Integrated Coastal-River-Urban Total Water Level Forecast System for
Tidal Rivers: Calibration, Validation, and Operational Evaluation
Abstract
Existing real-time coastal flooding guidance systems in the US tend to
underestimate total water level (TWL) predictions in upstream tidal
areas of the Chesapeake Bay rivers, impacting flood forecasts for highly
vulnerable areas, such as the National Capital Region. These
under-predictions are mostly due to missing physical processes, lack of
integration between hydrological and hydrodynamic models, and an
oversimplification of the model setups used to predict TWL. In this
study, an integrated TWL forecast system was introduced, where a
high-resolution two-dimensional coastal storm surge model (ADCIRC) was
implemented to simulate the combined influence of various flood drivers
(storm tide, river flows, urban runoff, and local wind forcing) in the
Potomac River. In this framework, the downstream boundaries of storm
tide predictions are provided by existing coastal guidance systems,
whereas, streamflow forecasts at upstream rivers and local urban runoff
are provided by the National Weather Service and the National Water
Model.
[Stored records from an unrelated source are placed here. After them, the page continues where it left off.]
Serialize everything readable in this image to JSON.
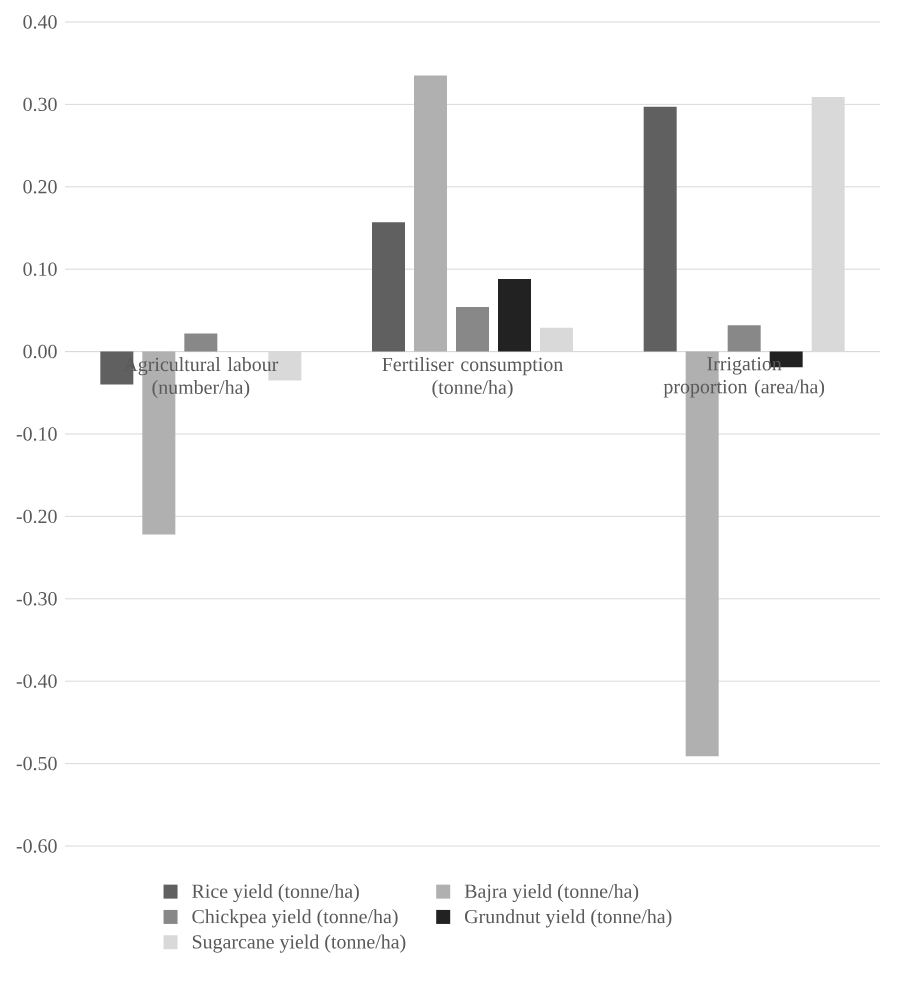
{
  "chart_data": {
    "type": "bar",
    "categories": [
      "Agricultural labour (number/ha)",
      "Fertiliser consumption (tonne/ha)",
      "Irrigation proportion (area/ha)"
    ],
    "series": [
      {
        "name": "Rice yield (tonne/ha)",
        "color": "#606060",
        "values": [
          -0.04,
          0.157,
          0.297
        ]
      },
      {
        "name": "Bajra yield (tonne/ha)",
        "color": "#b0b0b0",
        "values": [
          -0.222,
          0.335,
          -0.491
        ]
      },
      {
        "name": "Chickpea yield (tonne/ha)",
        "color": "#888888",
        "values": [
          0.022,
          0.054,
          0.032
        ]
      },
      {
        "name": "Grundnut yield (tonne/ha)",
        "color": "#222222",
        "values": [
          0.0,
          0.088,
          -0.019
        ]
      },
      {
        "name": "Sugarcane yield (tonne/ha)",
        "color": "#d9d9d9",
        "values": [
          -0.035,
          0.029,
          0.309
        ]
      }
    ],
    "ylim": [
      -0.6,
      0.4
    ],
    "yticks": [
      {
        "value": -0.6,
        "label": "-0.60"
      },
      {
        "value": -0.5,
        "label": "-0.50"
      },
      {
        "value": -0.4,
        "label": "-0.40"
      },
      {
        "value": -0.3,
        "label": "-0.30"
      },
      {
        "value": -0.2,
        "label": "-0.20"
      },
      {
        "value": -0.1,
        "label": "-0.10"
      },
      {
        "value": 0.0,
        "label": "0.00"
      },
      {
        "value": 0.1,
        "label": "0.10"
      },
      {
        "value": 0.2,
        "label": "0.20"
      },
      {
        "value": 0.3,
        "label": "0.30"
      },
      {
        "value": 0.4,
        "label": "0.40"
      }
    ],
    "grid": "y",
    "legend": "bottom"
  }
}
Additionally, high-resolution wind fields from the North American
Mesoscale and the National Blend of Models are added to account for
local wind effects on TWL. This model setup was successfully validated
with a range of historical events and it also demonstrated improved
forecast performance against the existing large-scale coastal guidance
systems in a reforecast evaluation during 2020. Unlike other studies, we
provided a comprehensive evaluation on the influence of individual flood
drivers on TWL modeling and clearly demonstrated that the absence of one
or more flood drivers in the model framework can underestimate simulated
TWL in the National Capital Region.